Todos oyeron sus gritos y
se lanzaron a la popa. Vieron a los startsy
que corrían, cogidos de la mano. Los dos de los extremos hacían señas para que
se detuviera el barco. Corrían por el agua como si fuese la tierra, pero sin
mover los pies.
Aún no había dado tiempo
de parar el barco cuando ya lo habían alcanzado y, levantando las cabezas,
pronunciaron los tres a la vez:
-Siervo de Dios: hemos
olvidado la oración. Mientras la repetíamos, nos acordábamos; pero en cuanto
hemos dejado de decirla, se nos olvidó una palabra y todo se vino abajo.

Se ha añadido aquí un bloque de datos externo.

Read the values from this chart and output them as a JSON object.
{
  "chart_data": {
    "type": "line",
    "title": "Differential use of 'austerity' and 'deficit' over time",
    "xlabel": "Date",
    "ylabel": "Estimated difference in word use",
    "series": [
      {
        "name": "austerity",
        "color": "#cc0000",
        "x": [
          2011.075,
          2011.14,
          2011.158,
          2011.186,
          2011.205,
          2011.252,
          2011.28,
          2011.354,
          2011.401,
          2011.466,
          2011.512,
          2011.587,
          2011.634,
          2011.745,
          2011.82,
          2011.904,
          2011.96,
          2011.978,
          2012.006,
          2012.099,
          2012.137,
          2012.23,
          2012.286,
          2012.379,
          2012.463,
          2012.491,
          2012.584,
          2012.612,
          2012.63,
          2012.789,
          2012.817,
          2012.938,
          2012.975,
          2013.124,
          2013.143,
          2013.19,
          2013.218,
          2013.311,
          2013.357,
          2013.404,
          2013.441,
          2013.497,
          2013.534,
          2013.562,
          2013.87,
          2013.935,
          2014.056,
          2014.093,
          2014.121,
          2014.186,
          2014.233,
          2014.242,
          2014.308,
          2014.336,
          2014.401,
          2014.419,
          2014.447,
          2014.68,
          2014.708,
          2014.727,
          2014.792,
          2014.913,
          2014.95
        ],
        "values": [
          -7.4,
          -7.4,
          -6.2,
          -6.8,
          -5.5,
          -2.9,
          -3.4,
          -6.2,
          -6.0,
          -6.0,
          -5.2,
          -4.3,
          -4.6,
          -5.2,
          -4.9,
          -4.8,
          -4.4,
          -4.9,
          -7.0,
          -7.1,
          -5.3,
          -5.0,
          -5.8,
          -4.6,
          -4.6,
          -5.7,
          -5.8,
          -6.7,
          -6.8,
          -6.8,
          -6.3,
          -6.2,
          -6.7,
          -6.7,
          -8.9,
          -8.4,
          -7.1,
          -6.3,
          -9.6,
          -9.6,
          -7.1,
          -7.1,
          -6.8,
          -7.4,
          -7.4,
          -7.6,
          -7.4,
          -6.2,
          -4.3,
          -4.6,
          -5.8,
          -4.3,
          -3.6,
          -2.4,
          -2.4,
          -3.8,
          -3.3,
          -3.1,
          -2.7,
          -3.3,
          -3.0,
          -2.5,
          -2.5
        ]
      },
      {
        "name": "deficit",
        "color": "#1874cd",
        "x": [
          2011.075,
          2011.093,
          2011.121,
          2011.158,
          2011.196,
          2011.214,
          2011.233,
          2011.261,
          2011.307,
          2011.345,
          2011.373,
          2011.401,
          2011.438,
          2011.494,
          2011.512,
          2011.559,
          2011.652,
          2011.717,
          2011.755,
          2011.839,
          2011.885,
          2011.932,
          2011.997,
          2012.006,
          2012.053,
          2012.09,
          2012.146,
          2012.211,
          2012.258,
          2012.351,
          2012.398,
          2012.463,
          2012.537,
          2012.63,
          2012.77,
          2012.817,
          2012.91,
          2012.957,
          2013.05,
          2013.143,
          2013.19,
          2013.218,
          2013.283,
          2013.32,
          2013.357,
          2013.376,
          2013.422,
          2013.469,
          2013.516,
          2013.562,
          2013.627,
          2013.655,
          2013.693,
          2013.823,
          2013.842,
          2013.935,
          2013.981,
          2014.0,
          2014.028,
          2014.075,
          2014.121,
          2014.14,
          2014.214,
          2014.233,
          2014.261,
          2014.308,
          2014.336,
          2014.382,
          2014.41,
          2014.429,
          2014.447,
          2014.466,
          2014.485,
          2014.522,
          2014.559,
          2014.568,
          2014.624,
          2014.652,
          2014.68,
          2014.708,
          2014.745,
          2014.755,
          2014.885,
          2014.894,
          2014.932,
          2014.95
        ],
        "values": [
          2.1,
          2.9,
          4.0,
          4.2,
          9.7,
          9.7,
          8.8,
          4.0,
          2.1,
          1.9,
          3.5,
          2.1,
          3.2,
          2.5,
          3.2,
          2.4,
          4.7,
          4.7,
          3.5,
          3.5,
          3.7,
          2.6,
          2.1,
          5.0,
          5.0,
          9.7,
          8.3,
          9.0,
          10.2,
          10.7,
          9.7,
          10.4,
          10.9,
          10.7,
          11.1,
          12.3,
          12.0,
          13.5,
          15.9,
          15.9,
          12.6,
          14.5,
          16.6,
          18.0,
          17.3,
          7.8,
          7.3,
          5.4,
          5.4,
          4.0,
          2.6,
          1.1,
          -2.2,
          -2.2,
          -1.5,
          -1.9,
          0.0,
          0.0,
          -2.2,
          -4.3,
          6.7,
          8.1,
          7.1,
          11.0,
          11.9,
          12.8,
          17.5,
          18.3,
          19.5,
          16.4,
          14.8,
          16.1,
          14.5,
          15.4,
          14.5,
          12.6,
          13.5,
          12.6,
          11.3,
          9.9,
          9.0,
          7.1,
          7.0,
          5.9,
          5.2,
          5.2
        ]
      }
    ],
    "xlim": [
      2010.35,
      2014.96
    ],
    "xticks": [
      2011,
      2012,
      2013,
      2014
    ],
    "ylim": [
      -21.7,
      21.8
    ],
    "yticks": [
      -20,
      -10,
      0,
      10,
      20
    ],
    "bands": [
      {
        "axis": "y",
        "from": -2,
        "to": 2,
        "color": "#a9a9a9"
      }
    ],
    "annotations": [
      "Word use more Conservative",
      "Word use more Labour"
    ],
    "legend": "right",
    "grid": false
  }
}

Enséñanoslo de nuevo; ya no nos acordamos de nada.
El obispo hizo la señal
de la cruz, se inclinó hacia los startsy
y dijo:
-Vuestra oración llegará
de todos modos hasta el Señor, startsy
de Dios. No soy yo quien debe enseñaros. Rezad por nosotros, pobres pecadores.
Y saludó con una profunda
reverencia a los startsy. Estos se
pararon, y actos seguido volvieron sobre sus pasos. Hasta el amanecer se vió un
gran resplandor en el islote adonde se habían vuelto.